My husband decided to take a couple of weeks off over the Christmas period. You may think that’s nice, a bit of extra help with James, well yes, but it also has its downfalls. Now, I don’t like to offend people on my blog, and I always get my husband to read through what I have written before I publish it, just to get a second opinion to check I am not causing offence. So when he suggested I write a blog on how having him at home was stressing me out I was surprised, because surely I would end up offending him?
James and I have our routines. We both like routines, so when my husband is at home these routines don’t always stay the same. It isn’t just the two of us at home now, my husband is there too, and we have to think about how things work for the three of us, rather than just James and I. Sometimes this can be quite hard to adapt to, especially at the beginning of his time off as he may suggest different ways of doing things that we already have a routine in place for, which can sometimes be frustrating. At the same time though, he is James’ father so it’s only right he has a say in how things are done and how we bring James up.
Issues with James come up on a daily basis and it’s not like I am going to call him at work every time I need to make a decision about something I’m doing with James, because that would just annoy him and isn’t practical. However, when he is home from work it can be hard for me to get used to not being the only one making decisions regarding how we do things with James. For example, the TV. I let James watch YouTube on our TV in the lounge. He likes programs that show cars, shapes, numbers, letters or nursery rhymes. If he doesn’t like what I have put on he will hand me the remote to change the program to something else. This can be quite a tedious process as I am expected to know exactly what James wants to watch. He doesn’t usually watch the TV constantly and he wanders between the playroom and the lounge. This works for James and I because he is generally occupied one way or the other so I can get on with cooking the dinner, or whatever else needs doing. Now, my husband has other ideas:
- Are we going to have to watch this until our dinner is ready?
- James should watch what we want to watch.
- He can’t have his programs on all the time, he needs to learn.
- He’s watched too much TV already today.
When I am looking after James by myself I put on whatever will occupy him for the longest. I am generally not sat in the room watching his programs with him for very long, where as my husband is in the room with James, so I can see how James’ programs would be hard to watch for a longer period of time. I am happy for James to watch what he wants when he is awake, and then when he is napping or asleep at night, that is the time for us to watch what we want.
It can sometimes be mentally draining having James tantrum and want my attention and at the same time trying to have a conversation with my husband. When it comes to going out it’s not just James and I to please, I have to try and come up with places to go that my husband will also like. Then there is the clearing up. Instead of just having James to clear up after, I have my husband to clear up after too, although he is generally quite tidy so this isn’t too much of an issue.

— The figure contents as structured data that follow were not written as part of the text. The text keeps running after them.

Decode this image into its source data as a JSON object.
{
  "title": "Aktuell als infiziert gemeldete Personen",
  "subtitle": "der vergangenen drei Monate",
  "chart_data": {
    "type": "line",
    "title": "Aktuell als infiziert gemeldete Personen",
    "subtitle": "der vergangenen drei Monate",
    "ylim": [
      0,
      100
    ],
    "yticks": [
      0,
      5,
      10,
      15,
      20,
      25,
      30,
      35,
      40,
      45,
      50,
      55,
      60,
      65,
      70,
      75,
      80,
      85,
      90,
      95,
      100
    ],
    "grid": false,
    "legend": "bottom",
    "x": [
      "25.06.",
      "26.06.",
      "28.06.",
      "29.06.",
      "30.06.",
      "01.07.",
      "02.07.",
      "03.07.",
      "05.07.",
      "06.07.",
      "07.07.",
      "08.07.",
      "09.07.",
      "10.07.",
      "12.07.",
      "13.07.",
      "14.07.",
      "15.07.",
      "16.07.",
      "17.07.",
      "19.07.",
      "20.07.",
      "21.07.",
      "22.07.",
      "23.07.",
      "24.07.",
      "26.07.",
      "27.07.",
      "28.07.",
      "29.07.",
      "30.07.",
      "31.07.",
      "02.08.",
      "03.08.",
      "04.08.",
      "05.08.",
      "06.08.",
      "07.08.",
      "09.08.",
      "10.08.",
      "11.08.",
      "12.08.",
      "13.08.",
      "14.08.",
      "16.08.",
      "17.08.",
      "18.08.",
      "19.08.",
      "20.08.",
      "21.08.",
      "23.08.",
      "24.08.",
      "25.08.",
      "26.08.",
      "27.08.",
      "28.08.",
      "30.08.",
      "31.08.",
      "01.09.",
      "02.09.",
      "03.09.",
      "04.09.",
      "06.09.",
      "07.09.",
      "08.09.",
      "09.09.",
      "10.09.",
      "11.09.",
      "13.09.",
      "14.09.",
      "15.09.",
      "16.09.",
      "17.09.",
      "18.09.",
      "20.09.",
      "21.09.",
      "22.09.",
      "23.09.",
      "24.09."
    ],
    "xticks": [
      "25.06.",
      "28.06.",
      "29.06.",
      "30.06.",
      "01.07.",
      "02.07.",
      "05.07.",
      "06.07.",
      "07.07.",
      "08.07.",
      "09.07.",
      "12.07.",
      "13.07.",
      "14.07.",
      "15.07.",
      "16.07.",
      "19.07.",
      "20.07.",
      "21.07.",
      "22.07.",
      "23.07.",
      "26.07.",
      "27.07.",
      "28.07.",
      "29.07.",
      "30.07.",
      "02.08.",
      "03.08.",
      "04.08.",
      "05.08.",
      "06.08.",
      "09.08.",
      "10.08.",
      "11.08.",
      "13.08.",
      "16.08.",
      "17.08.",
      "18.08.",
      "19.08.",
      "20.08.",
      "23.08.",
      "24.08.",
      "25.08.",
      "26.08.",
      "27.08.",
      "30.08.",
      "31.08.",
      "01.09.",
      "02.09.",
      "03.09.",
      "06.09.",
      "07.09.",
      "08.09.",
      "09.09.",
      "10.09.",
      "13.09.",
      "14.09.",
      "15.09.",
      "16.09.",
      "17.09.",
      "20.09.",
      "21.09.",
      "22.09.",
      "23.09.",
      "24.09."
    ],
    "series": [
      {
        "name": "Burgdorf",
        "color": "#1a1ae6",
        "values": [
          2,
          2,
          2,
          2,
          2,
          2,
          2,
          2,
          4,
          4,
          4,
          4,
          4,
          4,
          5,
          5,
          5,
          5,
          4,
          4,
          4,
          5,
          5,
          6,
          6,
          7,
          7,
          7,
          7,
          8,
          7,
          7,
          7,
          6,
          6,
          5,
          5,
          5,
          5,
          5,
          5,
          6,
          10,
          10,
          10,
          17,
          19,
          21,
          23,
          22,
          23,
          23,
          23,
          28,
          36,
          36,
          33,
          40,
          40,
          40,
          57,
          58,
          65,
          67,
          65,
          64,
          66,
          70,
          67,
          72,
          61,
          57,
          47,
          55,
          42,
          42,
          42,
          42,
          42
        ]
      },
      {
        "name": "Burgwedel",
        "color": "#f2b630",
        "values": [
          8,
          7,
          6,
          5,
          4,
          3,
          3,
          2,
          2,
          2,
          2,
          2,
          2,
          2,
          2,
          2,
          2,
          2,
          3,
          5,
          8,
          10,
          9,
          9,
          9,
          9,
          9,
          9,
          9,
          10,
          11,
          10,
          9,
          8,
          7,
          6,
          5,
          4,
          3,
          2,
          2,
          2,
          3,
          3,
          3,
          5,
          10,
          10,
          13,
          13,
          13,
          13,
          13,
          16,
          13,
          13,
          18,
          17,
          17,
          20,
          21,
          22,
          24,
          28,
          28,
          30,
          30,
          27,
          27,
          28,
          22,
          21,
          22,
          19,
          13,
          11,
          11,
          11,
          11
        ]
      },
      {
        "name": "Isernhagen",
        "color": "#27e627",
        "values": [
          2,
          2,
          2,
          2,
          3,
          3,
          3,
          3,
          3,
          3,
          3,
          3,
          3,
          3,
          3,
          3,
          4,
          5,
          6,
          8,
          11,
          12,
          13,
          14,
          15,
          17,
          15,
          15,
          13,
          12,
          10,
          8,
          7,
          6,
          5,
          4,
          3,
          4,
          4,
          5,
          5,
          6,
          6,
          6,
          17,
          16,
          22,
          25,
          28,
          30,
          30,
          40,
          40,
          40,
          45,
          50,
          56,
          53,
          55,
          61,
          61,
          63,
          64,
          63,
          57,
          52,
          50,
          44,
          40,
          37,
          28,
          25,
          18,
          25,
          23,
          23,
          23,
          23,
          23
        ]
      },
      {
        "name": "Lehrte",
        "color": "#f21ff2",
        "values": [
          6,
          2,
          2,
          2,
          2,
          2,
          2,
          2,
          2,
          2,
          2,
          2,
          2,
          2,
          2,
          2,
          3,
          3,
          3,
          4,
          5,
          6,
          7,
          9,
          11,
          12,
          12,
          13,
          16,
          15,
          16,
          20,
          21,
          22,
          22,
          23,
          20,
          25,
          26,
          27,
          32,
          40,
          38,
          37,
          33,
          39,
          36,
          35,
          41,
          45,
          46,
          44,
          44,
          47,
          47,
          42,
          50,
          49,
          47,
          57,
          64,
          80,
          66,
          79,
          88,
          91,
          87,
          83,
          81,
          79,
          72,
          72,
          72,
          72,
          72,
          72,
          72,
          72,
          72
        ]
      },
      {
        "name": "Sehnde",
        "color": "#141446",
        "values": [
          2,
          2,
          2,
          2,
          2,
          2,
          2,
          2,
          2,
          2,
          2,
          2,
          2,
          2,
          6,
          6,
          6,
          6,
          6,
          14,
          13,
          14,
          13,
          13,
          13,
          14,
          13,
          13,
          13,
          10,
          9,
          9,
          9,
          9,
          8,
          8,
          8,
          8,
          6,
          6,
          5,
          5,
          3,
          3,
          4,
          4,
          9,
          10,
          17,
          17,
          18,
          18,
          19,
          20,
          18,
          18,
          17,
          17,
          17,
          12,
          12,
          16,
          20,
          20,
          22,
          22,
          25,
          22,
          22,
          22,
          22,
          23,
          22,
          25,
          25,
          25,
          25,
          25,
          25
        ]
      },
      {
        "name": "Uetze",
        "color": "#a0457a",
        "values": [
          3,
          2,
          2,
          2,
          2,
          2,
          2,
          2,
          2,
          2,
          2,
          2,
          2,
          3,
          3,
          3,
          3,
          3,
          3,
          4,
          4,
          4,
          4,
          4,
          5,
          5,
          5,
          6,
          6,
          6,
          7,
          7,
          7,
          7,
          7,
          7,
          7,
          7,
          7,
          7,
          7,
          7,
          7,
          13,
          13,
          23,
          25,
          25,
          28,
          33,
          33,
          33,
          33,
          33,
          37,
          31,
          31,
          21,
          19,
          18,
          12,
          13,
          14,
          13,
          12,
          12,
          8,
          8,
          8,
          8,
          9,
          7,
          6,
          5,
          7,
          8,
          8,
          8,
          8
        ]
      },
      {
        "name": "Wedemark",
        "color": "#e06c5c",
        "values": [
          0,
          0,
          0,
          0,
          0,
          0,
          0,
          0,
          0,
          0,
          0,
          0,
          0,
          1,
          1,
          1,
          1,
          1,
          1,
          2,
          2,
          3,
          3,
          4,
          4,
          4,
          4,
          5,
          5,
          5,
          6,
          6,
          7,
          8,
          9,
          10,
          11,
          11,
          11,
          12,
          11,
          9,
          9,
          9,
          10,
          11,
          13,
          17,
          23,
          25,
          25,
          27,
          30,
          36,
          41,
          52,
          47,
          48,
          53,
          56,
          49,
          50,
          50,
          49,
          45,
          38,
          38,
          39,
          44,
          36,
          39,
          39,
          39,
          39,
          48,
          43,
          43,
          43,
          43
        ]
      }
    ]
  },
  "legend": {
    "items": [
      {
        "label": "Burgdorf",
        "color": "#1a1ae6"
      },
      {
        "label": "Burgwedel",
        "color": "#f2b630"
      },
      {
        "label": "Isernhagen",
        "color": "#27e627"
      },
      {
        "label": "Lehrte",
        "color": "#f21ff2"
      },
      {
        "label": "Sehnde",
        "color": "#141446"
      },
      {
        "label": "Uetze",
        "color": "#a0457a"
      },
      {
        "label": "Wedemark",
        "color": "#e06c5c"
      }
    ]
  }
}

Don’t get me wrong though, there are also plus points to having my husband at home over Christmas. He takes James out to give me a much needed break or let me get things done that I want to do. I think it is so important for James to spend time alone with his dad, so he understands that it isn’t always mummy that has to do things for him. James loves spending time with his dad. I think he sees daddy as more fun than mummy, because daddy plays more physical games with him which he really enjoys, where as mummy is more for cuddles. My husband is also a great help at clearing up after James and often goes and tidies up the playroom. We get to go out as a family and have each others support when dealing with tantrums. Plus I am getting far more adult conversation, instead of spending most of my time talking to a toddler, that might as well be like talking to a brick wall.
It takes me a few days to get used to my husband being at home during the day, but we soon adapt to each other, and I am sure that I will actually miss having him around when he goes back to work, and I am sure James will too.